Di tengah kemelut pikiran yang melanda, ponsel salah satu dari mereka berdering. Sang pemilik mengernyitkan dahi merasa heran kenapa nama asing itu menghubungi.
"Halo."
"Halo, Rezil? Ini gue Gabriella anaknya om Aldo. Gue dapat nomor telepon lo dari nyokap lo," jelasnya. Jujur saja pemuda itu juga serupa, dia mendapatkan nomor telepon pihak yang menghubungi lewat ibunya.
Berharap agar mereka lebih akrab tapi Rezil cuma menyimpannya. Tak berniat mendekatkan diri sama sekali.
"Oh, terus ada apa?" suaranya terdengar datar. Mengundang tatapan penasaran sang sahabat. Wajahnya terlihat begitu tak berminat seakan sosok di seberang telepon benar-benar gangguan kehidupan.
"Bisa ketemu gak? Gue—"
"Gak bisa, gue sibuk," ucapnya tanpa pandang bulu. Sungguh lancang, memotong kalimat yang belum terselesaikan. Muka memerah langsung menghiasi Gabriella, dirinya geram dan berharap bisa memukul lawan bicara.
Seumur-umur baru kali ini ada pemuda yang sangat jutek padanya dan putri Ahmadia itu jelas takkan membiarkan penghinaan barusan.
"Oh, sibuk? Padahal gue mau bahas rencana pertunangan kita. Gue mau membatalkannya!" tekannya dengan emosi menggebu-gebu. Bahkan pegangan di ponsel berubah menjadi cengkeraman seperti ingin menyalurkan amarah terpendam.
"Oke. Kapan ketemuannya?" Gabriella terbelalak. Benar-benar tak menyangka kalau laki-laki ini akan merespon cepat jika berkaitan dengan pembatalan pertunangan. Batinnya mengumpat merasa direndahkan, tapi setidaknya sudut hati juga bersyukur kalau Rezil tak punya perasaan padanya.
Berarti mereka tidak saling suka dan harapan gagal bersama semakin nyata.
"Nanti malam gimana? Tapi lo jemput gue ke rumah."
"Oke."
"Dan tolong minta izin sama bokap gue, biar dia gak sadar sama rencana kita."

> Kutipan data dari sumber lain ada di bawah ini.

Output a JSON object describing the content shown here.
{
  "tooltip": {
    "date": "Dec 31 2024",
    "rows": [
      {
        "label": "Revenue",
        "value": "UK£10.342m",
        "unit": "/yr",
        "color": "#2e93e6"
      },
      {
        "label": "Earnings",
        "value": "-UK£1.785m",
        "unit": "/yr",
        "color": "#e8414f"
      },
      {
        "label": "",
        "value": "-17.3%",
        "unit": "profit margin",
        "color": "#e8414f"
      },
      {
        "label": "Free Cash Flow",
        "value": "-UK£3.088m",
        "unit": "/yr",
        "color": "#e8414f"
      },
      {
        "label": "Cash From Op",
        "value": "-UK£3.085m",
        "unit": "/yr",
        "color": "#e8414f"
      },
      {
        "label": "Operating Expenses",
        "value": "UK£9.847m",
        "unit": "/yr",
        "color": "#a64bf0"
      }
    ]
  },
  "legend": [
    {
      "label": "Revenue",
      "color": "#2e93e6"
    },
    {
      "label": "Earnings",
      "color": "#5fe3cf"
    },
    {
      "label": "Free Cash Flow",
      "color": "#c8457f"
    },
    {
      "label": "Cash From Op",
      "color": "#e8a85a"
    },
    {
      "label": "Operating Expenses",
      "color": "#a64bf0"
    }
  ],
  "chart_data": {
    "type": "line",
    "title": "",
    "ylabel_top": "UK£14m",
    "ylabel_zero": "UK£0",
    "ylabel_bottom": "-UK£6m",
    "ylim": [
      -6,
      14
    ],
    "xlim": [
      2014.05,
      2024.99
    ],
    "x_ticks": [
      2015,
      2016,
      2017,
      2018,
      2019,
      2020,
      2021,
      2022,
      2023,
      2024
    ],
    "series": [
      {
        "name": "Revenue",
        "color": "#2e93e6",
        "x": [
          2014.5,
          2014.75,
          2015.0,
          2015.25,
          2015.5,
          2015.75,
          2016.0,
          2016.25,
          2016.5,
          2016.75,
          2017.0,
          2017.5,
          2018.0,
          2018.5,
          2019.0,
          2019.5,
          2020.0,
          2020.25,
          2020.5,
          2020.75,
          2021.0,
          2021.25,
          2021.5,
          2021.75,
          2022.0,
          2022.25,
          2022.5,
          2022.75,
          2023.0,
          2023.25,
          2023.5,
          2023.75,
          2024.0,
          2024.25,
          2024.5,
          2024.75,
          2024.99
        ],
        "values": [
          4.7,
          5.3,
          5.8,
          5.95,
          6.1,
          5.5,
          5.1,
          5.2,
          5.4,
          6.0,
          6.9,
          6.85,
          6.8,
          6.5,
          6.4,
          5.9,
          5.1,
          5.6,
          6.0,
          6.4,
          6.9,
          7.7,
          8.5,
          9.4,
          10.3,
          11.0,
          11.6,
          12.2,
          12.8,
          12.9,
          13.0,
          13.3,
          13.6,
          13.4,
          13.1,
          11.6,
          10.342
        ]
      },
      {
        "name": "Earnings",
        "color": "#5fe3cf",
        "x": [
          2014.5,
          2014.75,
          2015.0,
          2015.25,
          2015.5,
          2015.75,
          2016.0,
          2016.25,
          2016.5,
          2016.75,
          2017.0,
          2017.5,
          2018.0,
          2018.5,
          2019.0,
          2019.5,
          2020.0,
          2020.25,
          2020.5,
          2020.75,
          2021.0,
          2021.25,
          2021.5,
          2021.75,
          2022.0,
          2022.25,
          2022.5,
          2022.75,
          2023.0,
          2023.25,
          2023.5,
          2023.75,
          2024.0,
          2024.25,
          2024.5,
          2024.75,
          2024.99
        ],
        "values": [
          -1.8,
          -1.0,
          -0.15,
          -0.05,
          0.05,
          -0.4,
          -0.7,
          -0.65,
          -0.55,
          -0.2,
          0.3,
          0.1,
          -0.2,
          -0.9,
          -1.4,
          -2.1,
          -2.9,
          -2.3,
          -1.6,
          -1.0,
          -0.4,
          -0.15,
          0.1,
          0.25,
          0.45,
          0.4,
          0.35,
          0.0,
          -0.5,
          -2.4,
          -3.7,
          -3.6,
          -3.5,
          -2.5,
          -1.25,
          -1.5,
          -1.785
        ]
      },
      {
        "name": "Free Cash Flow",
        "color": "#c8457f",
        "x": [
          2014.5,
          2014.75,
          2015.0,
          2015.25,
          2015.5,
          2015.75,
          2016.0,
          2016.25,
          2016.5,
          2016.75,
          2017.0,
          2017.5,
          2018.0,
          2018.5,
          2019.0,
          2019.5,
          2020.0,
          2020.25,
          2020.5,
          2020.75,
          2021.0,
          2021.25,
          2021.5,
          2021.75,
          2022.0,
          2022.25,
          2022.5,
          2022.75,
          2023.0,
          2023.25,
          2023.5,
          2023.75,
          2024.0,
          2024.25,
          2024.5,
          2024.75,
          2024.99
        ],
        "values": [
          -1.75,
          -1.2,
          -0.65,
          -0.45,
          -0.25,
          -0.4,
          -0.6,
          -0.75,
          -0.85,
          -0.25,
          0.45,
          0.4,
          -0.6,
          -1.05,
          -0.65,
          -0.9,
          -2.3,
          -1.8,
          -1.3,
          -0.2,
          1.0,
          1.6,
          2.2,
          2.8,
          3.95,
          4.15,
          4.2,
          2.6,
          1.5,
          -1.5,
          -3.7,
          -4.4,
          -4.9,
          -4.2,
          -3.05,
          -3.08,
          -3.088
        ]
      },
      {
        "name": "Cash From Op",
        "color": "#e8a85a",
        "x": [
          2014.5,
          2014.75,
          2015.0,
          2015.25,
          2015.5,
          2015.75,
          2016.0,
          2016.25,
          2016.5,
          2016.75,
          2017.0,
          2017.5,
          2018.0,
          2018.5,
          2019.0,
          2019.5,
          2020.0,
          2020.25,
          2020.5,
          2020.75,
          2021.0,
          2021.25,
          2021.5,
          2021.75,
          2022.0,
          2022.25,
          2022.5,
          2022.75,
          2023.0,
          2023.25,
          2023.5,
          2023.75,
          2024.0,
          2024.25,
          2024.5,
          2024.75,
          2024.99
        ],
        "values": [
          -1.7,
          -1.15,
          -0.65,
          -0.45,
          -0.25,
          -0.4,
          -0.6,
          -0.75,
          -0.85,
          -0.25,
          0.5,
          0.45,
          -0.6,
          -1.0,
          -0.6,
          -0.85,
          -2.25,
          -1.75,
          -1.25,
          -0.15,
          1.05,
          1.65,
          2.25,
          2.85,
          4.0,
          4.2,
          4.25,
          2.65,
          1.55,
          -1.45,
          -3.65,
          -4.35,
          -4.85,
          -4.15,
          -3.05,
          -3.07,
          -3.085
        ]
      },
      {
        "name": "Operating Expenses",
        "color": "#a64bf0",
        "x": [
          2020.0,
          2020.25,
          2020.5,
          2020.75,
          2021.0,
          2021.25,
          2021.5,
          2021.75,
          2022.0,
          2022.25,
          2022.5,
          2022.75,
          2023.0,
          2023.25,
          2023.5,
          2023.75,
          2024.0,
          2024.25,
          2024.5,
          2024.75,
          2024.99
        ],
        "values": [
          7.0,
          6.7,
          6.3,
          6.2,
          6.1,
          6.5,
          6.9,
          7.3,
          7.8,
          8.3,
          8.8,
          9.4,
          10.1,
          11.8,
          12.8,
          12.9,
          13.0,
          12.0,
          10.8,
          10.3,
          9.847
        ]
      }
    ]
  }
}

"Hm ... sudah ya, gue matiin."
Dan benar saja, Rezil langsung memutus panggilan. Menimbulkan decakan kasar Gabriella dengan tindakan seenaknya. Tak menyangka kalau ini akan sangat lancar namun tak menolak kenyataan jika anak kolega ayahnya begitu menyebalkan.
"Kenapa lo senyum-semyum begitu?" Zayuno tampak kebingungan. Perubahan ekspresi yang tiba-tiba dari temannya seketika membuatnya tidak nyaman.
"Lo tahu?"
"Tahu apaan? Lo belum ngomong."
"Shit! Dengar dulu!" anak lelaki Sargio itu mendadak kesal. "Ternyata tuh cewek mau bahas rencana pembatalan pertunangan! Bukannya ini keberuntungan gue?! Gue harus siap-siap!" dirinya langsung berdiri dari duduknya. Meraih tas dan tak henti-hentinya melebarkan senyuman. Bahkan kedipan gila juga ditebarkan sembarangan. Zayuno yang menyaksikan hanya memasang muka jijik padanya. "Gue cabut dulu. Dadah, Yuno."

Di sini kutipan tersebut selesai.